Encapsulation of BiOCl nanoparticles in N-doped carbon nanotubes as a highly efficient anode for potassium ion batteries.
Qianqian YangHao LiChuan-Qi FengQuanwei MaLonghai ZhangRui WangJian-Wen LiuShilin ZhangTengfei ZhouZai-Ping GuoChao-Feng ZhangPublished in: Nanoscale (2022)
With gradually increasing cost and shrinking crustal abundance for lithium ion batteries (LIBs), it is necessary to develop potassium ion batteries (PIBs) and explore suitable electrode materials for advanced PIBs. In this work, nanoscale BiOCl nanoparticles encapsulated in N-doped carbon nanotubes (BiOCl@N-CNTs) are designed and used as the anode material for K ion storage. The BiOCl@N-CNT composite is composed of BiOCl nanoparticles (≈ 5 nm) and N-doped carbon nanotubes.
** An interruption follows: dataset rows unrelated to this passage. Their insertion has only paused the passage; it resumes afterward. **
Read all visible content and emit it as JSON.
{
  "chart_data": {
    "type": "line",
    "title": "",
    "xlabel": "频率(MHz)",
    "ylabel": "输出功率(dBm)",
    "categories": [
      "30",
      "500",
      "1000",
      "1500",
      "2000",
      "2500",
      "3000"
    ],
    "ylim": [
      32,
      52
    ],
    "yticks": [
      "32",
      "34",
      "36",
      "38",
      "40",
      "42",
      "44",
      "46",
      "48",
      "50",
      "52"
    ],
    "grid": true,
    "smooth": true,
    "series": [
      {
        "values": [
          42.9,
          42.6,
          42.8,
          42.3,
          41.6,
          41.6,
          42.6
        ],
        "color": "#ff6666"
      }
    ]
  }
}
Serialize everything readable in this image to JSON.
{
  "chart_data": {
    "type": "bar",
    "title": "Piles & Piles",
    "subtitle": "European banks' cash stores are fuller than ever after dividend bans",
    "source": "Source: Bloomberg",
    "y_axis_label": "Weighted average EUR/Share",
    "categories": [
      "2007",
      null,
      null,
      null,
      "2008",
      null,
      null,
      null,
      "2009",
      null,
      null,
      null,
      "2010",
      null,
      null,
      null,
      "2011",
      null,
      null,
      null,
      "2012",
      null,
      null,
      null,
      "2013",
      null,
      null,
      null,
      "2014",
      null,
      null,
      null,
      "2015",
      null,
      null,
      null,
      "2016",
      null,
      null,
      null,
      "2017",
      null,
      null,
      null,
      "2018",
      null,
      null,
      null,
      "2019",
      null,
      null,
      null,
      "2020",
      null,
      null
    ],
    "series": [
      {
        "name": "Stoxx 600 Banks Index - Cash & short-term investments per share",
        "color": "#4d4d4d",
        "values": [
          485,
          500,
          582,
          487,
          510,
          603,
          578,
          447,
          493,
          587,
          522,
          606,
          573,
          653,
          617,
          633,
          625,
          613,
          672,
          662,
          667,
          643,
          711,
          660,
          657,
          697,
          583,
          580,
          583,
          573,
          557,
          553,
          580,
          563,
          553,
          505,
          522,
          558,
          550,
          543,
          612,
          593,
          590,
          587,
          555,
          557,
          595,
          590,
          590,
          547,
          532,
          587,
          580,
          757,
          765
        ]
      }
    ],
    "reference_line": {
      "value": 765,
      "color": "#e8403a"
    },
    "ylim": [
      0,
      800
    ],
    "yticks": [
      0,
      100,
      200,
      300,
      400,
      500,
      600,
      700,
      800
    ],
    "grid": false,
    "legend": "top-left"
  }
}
The ultralsmall BiOCl nanoparticles offer excellent electrochemical activity for K ion storage and short ion diffusion path for rapid reaction kinetics, while the outer layer of N-CNTs can effectively improve the conductivity and provide space to accommodate volume expansion. Due to this synergistic effect of small size and a highly conductive skeleton, the BiOCl@N-CNT composite delivers good rate capability and long-term cycling stability when evaluated as an anode for PIBs. The special structure of embedding ultrasmall active materials with high performance in highly conductive N-CNTs represents an effective way of improving the activity of the electrode material, facilitating ion/charge transfer, and alleviating volume change towards excellent energy storage technology.